There is an interesting moment here: a currency is needed for imports, while we see an interesting incoherence in the range of rates. In November 2020, oil fell below $40 per barrel, the ruble decreased to 80 rubles per dollar. Today oil is sold for over 75% per barrel, whereas the ruble stays at 75 rubles per dollar. It feels like the CBR purposefully keeps the ruble cheap — to help exporters and the budget (to raise incomes and lower obligations). The CBR has to buy currencies within the current budget rule in today’s situation. Our international reserves grow, so does inflation. With a lower dollar rate, as consumers we wouldn’t pay so much for imports.

The CBR thinks that prices are growing this autumn due to one-time factors, especially in agriculture. The main danger of the growth in this sector is that the higher price for basic goods for the population (milk, meat, vegetables) can raise inflation expectations. Also, due to a shortage of components and feedstock, logistic problems and troubles in the labour market, supply cannot meet the growing demand. In a situation with restricted supply, this brings to a rise in prices for goods.

Regulator hastened to make forecasts

In conclusion, I would like to note that the population’s inflation expectations in October, according to the CBR’s poll, are high, 13,6%. In July, the CBR noted an improvement in the situation with food inflation and weaker inflation pressure in general in June and July. The tone of the CBR’s comments then spoke about a limited growth potential of the rate. The autumn decisions and further scheduled hardening of the monetary policy say that the CBR hastened to make favourable forecasts.

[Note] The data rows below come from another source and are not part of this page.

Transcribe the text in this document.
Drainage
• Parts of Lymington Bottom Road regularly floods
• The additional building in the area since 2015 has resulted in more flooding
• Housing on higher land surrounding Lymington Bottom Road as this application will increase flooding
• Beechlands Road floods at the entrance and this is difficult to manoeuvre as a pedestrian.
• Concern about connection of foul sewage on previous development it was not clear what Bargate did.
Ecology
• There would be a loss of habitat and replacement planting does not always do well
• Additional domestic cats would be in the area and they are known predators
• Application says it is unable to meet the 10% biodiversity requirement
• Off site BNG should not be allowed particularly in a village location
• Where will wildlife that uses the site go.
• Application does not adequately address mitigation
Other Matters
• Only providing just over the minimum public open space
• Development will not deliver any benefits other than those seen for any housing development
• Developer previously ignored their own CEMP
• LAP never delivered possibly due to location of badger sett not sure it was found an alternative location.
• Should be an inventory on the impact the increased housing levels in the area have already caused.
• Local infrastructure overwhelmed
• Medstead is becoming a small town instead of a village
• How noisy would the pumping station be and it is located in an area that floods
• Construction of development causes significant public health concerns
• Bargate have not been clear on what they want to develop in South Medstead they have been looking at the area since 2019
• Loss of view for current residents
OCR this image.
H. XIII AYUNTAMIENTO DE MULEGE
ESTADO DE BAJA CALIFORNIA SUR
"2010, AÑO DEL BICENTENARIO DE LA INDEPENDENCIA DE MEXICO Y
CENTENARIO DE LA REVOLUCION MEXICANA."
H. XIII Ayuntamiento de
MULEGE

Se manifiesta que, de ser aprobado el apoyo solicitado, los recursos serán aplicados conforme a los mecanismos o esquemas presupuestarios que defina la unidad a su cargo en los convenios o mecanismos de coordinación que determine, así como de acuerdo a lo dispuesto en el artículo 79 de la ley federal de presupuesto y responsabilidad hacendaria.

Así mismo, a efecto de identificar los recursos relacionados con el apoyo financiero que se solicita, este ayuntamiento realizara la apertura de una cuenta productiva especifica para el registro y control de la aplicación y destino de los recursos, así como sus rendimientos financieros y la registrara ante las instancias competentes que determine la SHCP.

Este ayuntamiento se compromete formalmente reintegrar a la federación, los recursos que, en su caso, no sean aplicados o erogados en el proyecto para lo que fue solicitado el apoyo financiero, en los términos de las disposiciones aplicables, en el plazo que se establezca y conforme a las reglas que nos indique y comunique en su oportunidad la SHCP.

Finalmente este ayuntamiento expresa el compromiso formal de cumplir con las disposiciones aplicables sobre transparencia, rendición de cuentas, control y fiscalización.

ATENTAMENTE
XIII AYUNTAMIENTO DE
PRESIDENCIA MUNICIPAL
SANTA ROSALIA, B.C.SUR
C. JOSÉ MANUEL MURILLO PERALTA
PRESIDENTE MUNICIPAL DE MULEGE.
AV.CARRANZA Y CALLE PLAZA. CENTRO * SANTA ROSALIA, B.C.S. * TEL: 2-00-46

In general, given the current price rise dynamics, one shouldn’t wait for a significant slowdown in inflation till the end of the year. The price growth is too far from the CBR’s targets. A rise in the key rate to 8,5% by the end of the year will not be a surprise. Growing attractiveness of Russian assets, which will lead to an influx of foreign capital into our financial markets, thus supporting the ruble, will be the edge of the rise. It is not ruled out that the ruble will increase to 69 rubles per dollar and 81 rubles rubles per euro.

Artur Safiulin

The author’s opinion does not necessarily coincide with the position of Realnoe Vremya’s editorial board.